Renfe, Talgo Reach Settlement on Avril S106 Trains
Renfe and Talgo have settled their Avril S106 dispute: variable-gauge conversion, deferred penalties, and potential implications for France's Le Train.
Updated on 15 July 2026, 14:00 CEST
Renfe and Talgo signed an agreement on 2 July 2026 that settles years of dispute over the Avril S106 trains. The Spanish state operator and the Basque manufacturer finalised the settlement at Talgo's headquarters in Rivabellosa, in the Basque province of Álava, and notified Spain's securities regulator, the CNMV, the same day.
The dispute concerned penalties for delayed delivery of the 30 trains ordered in 2016, the terms of fleet acceptance, and the technical configuration of the trains, some of whose bogies the wheeled chassis supporting the axles had developed cracks identified in 2025.
The settlement clears the way for final acceptance of all 30 Avril S106 units, ten of which already run services between Madrid, Asturias and Galicia. It also strengthens Talgo's financial position, as the manufacturer pursues a turnaround plan launched in late 2025, by deferring penalty payments that had weighed on its cash flow.
A stake beyond the Spanish market
The Avril platform is not exclusive to the Iberian market: Talgo has already sold a variant to Le Train, a French open-access operator that ordered up to ten trainsets for planned high-speed services linking Rennes, Nantes, Tours and Bordeaux. Talgo's industrial and financial stabilisation under this Renfe agreement indirectly secures the manufacturer's ability to meet commitments to its other European customers, including this future French operator.
Renfe will pay Talgo €132 million to convert 15 of the 30 trains, currently built to fixed standard gauge (1,435 mm), to variable-gauge technology. This lets a single train switch automatically between the standard-gauge high-speed network and Spain's conventional Iberian-gauge network (1,668 mm), without changing rolling stock at gauge-break points. The conversion, carried out entirely by Talgo, will run over 37 months, with the first modified units delivered from month fifteen.

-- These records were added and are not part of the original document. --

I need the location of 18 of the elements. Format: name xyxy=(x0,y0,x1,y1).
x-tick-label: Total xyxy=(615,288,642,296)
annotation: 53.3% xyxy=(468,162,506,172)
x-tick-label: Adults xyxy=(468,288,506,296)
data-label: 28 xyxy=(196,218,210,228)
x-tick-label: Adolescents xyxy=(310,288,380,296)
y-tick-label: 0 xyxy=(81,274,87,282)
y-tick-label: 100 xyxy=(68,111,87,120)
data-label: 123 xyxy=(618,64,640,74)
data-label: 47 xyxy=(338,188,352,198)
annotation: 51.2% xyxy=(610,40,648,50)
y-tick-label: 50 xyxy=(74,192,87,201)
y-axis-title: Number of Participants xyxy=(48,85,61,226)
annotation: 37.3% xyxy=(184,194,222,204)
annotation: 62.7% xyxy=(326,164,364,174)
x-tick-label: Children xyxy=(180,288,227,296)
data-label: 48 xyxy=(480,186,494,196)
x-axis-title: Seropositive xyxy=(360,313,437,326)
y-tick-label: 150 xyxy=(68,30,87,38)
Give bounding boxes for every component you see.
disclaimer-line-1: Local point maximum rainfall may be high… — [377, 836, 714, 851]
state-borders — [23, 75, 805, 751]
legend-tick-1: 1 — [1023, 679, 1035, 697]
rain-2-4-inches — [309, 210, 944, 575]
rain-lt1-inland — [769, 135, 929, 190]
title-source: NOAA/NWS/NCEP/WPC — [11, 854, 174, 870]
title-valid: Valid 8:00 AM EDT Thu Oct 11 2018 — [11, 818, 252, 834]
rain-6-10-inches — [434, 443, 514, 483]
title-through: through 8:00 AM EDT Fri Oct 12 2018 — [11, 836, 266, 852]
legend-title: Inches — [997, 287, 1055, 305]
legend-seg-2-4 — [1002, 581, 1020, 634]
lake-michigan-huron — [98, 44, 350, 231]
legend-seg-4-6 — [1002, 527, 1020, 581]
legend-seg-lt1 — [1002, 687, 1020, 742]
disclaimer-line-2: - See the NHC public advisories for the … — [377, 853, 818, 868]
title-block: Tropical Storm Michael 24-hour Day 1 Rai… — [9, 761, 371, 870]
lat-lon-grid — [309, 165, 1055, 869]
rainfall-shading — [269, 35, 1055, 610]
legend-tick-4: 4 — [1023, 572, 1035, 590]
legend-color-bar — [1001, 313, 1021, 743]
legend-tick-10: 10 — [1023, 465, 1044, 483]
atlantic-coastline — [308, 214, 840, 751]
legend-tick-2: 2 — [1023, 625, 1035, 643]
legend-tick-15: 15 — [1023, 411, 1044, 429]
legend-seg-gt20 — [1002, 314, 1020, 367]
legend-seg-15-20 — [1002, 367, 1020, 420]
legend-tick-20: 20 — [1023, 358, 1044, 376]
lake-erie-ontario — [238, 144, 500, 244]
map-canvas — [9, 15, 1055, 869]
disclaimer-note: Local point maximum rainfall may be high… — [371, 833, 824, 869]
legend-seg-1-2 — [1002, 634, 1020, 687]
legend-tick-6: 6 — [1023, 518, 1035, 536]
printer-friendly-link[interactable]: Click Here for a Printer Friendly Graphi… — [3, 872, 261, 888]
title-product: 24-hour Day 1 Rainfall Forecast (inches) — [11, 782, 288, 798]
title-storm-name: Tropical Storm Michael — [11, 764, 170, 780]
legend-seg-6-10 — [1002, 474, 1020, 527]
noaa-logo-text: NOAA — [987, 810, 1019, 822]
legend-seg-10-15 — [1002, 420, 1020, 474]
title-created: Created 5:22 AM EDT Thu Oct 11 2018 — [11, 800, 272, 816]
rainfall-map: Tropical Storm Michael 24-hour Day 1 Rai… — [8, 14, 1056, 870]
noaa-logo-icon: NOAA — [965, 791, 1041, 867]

The agreement also releases around €200 million in outstanding payments and bank guarantees, to be paid within three months. The maintenance contract held by Tarvia, a joint venture owned 51% by Talgo and 49% by Renfe Mantenimiento, will see its fees rise by 29% to cover the extra work linked to the new bogies. Renfe will take over spare-parts procurement, which it will then supply to Tarvia.
Payment of the €116 million penalty for delivery delays will not begin until 2032, after the maturity of Talgo's recently restructured bank debt, and will be spread over the following six years. In return, Talgo will pay €10.8 million to Renfe Viajeros to cover homologation testing costs. Talgo's order backlog now stands at €6.307 billion, up from €4.466 billion at the end of 2025, driven in part by recent contracts in Saudi Arabia and Sweden.